The Commodity Futures Trading Commission (CFTC) has approved National Futures Association (NFA) Compliance Rules 2-41 and 2-42 that will be effective Nov. 30, 2008. The new rules apply to NFA members that manage accounts on behalf of customers or offer pools that trade off-exchange contracts in foreign currencies (“forex”) and that file their disclosure documents with NFA. Under the new rules, the disclosure document must provide the information required under CFTC Part 4 regulations, as well as the additional disclosure related to forex. In addition, an NFA member that operates a pool subject to the new rules must provide periodic (monthly or quarterly) account statements and an annual report to the pool participants in the same manner that would be applicable to pools that trade on-exchange futures contracts.
The new rules do not apply if the pool or the account that trades forex is an eligible contract participant (ECP) as defined in Section 1a(12) of the Commodity Exchange Act (the Act).* An ECP includes many types of entities, including (a) financial institutions, (b) insurance companies, (c) regulated investment companies under the Investment Company Act of 1940, (d) commodity pools with at least $5 million in assets operated by a person regulated under the Act or a similar foreign regulation, (e) entities with at least $10 million in assets, and (f) certain ERISA plans with at least $5 million in assets.
Since most pools that trade even a small amount of forex have at least $5 million in assets, and therefore qualify as an ECP, the new Rules will not apply to most commodity pool operators.
In addition, NFA Rules 2-41 and 2-42 will not apply to you if:
- you are not an NFA member;
- you are an NFA member, but the pool you manage does not trade forex;
- you are an NFA member, but the pool you manage has filed an exemption, such as is available under CFTC Regulation 4.13, that exempts the pool from the requirement to provide investors with a CFTC Part 4 disclosure document.

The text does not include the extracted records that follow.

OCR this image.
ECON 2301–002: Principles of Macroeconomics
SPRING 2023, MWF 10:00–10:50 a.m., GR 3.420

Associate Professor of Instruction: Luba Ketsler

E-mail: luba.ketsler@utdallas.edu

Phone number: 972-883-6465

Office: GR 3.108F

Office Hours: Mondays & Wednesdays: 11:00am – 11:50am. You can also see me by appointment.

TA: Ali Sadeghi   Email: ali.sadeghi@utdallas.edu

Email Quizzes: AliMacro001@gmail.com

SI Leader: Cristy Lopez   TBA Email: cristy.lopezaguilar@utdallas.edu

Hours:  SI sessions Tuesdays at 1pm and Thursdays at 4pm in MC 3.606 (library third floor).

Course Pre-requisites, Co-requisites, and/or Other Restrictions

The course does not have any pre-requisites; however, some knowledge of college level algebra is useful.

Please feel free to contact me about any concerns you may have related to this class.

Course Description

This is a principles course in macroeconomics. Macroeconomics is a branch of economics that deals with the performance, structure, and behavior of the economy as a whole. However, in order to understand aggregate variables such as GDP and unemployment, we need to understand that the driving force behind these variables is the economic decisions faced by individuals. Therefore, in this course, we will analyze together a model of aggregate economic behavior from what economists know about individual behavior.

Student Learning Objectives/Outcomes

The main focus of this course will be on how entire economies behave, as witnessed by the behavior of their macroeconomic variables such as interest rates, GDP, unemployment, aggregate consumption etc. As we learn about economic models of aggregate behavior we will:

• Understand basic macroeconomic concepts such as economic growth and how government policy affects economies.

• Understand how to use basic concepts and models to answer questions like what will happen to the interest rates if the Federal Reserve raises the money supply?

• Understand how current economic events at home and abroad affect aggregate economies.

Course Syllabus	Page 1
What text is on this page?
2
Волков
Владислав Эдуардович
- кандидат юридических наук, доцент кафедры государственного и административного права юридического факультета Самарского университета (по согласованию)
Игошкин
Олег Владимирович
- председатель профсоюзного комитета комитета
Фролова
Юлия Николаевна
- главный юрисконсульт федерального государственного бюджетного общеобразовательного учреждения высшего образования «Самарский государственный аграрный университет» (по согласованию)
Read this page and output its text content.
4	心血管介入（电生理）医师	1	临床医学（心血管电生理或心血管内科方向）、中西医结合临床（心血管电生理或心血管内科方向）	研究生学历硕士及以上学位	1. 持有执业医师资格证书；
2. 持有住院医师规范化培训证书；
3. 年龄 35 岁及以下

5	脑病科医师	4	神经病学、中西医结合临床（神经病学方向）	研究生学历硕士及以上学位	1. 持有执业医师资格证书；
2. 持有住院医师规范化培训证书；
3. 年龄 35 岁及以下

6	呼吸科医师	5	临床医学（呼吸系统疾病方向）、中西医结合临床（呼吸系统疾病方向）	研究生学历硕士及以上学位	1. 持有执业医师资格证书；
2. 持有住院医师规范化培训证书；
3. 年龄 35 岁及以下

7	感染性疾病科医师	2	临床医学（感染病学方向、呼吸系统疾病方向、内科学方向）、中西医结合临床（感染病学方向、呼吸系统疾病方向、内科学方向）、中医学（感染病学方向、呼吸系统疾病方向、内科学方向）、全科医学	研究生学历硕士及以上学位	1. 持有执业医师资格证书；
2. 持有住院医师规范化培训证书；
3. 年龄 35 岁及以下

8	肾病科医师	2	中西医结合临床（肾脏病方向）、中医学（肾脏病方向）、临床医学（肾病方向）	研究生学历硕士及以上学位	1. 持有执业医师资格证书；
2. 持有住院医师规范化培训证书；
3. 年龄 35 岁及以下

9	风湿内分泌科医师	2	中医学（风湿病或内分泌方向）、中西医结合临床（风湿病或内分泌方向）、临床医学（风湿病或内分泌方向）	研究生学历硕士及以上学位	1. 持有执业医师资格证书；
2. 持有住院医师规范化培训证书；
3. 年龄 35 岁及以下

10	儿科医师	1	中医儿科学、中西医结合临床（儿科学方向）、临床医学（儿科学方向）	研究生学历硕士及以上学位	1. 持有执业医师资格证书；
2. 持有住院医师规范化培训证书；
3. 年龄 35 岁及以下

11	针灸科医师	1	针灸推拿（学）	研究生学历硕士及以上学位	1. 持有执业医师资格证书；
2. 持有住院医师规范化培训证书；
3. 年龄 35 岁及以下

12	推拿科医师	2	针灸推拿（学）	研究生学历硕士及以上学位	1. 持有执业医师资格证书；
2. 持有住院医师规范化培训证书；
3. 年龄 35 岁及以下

- * There are two categories of ECP that do not qualify for the carve-out under the new rules: (a) an entity, the obligations of which under an agreement, contract or transaction are guaranteed or otherwise supported by a letter of credit or keepwell, support, or other agreement by certain specified entities, and (b) an entity that has a net worth in excess of $1 million that enters into an agreement in connection with conducting the entity’s business or managing the risk, liability or potential liability associated with an asset owned or incurred in connection with the conduct of the entity’s business.